3. Appellante heeft in hoger beroep aangevoerd dat de uitleg die de rechtbank heeft gegeven aan artikel 2.6.4, eerste lid, aanhef en onder l, van de Rsa erop neerkomt dat iemand die in het verleden eenmalig een verplichting niet helemaal is nagekomen, nooit meer een pgb zou kunnen krijgen. Dat kan niet de bedoeling van de wetgever zijn geweest. Volgens appellante heeft het Zorgkantoor ten onrechte het pgb over 2013 lager vastgesteld. De schending van de verplichting bestaat volgens appellante uitsluitend uit het feit zij de verantwoording niet tijdig heeft ingediend.

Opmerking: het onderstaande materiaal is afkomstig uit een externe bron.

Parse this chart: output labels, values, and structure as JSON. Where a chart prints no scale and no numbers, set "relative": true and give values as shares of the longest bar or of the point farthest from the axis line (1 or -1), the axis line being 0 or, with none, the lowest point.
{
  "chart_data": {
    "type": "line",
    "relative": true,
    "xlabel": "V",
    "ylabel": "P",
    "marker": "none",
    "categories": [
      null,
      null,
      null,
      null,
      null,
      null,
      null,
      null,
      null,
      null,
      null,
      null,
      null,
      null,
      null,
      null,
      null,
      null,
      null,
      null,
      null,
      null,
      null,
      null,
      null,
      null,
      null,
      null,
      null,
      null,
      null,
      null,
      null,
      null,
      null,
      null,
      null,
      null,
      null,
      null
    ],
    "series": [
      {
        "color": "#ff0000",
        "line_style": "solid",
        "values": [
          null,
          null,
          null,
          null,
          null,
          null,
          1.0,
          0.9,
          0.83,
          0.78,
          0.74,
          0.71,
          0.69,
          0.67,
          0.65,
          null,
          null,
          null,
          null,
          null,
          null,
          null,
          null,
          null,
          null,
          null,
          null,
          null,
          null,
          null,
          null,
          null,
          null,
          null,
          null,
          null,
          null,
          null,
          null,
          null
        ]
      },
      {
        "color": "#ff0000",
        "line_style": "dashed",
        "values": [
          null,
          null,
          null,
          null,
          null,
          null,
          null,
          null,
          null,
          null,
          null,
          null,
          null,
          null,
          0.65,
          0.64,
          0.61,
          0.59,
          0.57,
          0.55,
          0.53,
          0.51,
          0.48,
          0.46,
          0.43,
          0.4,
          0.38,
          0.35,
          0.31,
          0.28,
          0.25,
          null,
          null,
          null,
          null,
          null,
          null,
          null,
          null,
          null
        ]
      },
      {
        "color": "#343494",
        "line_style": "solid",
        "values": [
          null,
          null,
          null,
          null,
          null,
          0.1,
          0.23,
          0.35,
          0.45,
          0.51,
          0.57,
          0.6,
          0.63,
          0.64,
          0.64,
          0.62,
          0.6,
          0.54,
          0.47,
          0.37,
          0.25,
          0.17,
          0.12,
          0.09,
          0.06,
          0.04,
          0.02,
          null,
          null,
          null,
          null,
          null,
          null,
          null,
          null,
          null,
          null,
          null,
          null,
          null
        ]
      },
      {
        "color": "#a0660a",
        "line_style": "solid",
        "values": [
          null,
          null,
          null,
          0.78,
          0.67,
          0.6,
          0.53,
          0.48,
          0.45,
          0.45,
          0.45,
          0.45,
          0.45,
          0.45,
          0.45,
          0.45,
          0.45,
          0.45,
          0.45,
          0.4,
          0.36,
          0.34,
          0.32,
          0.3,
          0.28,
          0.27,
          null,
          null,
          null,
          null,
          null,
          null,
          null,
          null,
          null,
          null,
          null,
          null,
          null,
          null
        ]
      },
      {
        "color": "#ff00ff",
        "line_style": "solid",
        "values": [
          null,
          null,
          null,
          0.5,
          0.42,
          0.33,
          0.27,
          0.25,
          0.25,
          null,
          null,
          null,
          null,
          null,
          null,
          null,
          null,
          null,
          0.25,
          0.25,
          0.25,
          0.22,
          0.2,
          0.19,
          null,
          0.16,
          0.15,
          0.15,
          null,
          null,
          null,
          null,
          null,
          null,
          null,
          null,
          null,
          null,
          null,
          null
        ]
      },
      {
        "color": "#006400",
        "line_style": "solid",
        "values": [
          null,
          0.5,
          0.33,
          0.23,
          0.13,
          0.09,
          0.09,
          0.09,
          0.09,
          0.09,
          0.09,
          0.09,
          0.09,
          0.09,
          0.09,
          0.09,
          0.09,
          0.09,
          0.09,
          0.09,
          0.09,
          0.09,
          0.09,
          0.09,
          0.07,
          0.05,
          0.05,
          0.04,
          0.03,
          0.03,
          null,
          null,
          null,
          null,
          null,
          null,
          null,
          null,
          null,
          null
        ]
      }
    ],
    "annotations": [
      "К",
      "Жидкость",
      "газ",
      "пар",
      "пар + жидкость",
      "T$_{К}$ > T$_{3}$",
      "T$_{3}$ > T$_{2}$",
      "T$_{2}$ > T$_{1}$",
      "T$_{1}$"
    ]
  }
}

4. De Raad komt tot de volgende beoordeling.
4.1.
Artikel 2.6.4, eerste lid, aanhef en onder l, van de Rsa bepaalde ten tijde van belang dat het Zorgkantoor verlening van een netto persoonsgebonden budget weigert indien de verzekerde zich niet heeft gehouden aan bij de verstrekking van een eerder persoonsgebonden budget opgelegde verplichtingen.
4.2.
Tussen partijen is niet in geschil dat appellante niet heeft voldaan aan de verplichting om het pgb over de eerste helft van 2013 tijdig, dat wil zeggen binnen zes weken na het einde van de eerste helft van een kalenderjaar zoals bepaald in artikel 2.6.9, achtste lid, aanhef en onder b, van de Rsa, te verantwoorden. Anders dan appellante meent is dit niet de enige schending van de aan het pgb van 2013 verbonden verplichtingen. Het Zorgkantoor heeft terecht opgemerkt dat ook één van de zorgverleners meer dan 40 uur per week werkzaamheden verrichtte voor appellante, wat in strijd is met het bepaalde in artikel 2.6.9, eerste lid, onder i, van de Rsa. Gelet op het dwingendrechtelijk karakter van artikel 2.6.4, eerste lid, aanhef en onder l, van de Rsa, was het Zorgkantoor daarom verplicht om de verlening van het pgb te weigeren.
4.3.
De beroepsgrond van appellante dat toepassing van artikel 2.6.4, eerste lid, aanhef en onder l, van de Rsa zich niet verdraagt met het in artikel 3:4 van de Algemene Wet Bestuursrecht opgenomen evenredigheidsbeginsel, omdat dit leidt tot een levenslange uitsluiting van een pgb, slaagt niet. Voorop staat dat deze bepaling in het algemeen onverlet laat dat de verzekerde de benodigde zorg in natura kan ontvangen. Dat het voor appellante niet mogelijk is zorg in natura te ontvangen, heeft zij onvoldoende onderbouwd. Ter zitting is bovendien gebleken dat het Zorgkantoor appellante met ingang van mei 2016 opnieuw een pgb heeft verleend.
4.4.
Wat is overwogen in 4.1 tot en met 4.3 betekent dat de aangevallen uitspraak voor bevestiging in aanmerking komt.
5. Voor een veroordeling in de proceskosten bestaat geen aanleiding.

BESLISSING

De Centrale Raad van Beroep bevestigt de aangevallen uitspraak.
Deze uitspraak is gedaan door H.J. de Mooij als voorzitter en L.M. Tobé en N.R. Docter als leden, in tegenwoordigheid van J.R. Trox als griffier. De beslissing is uitgesproken in het openbaar op 1 november 2017.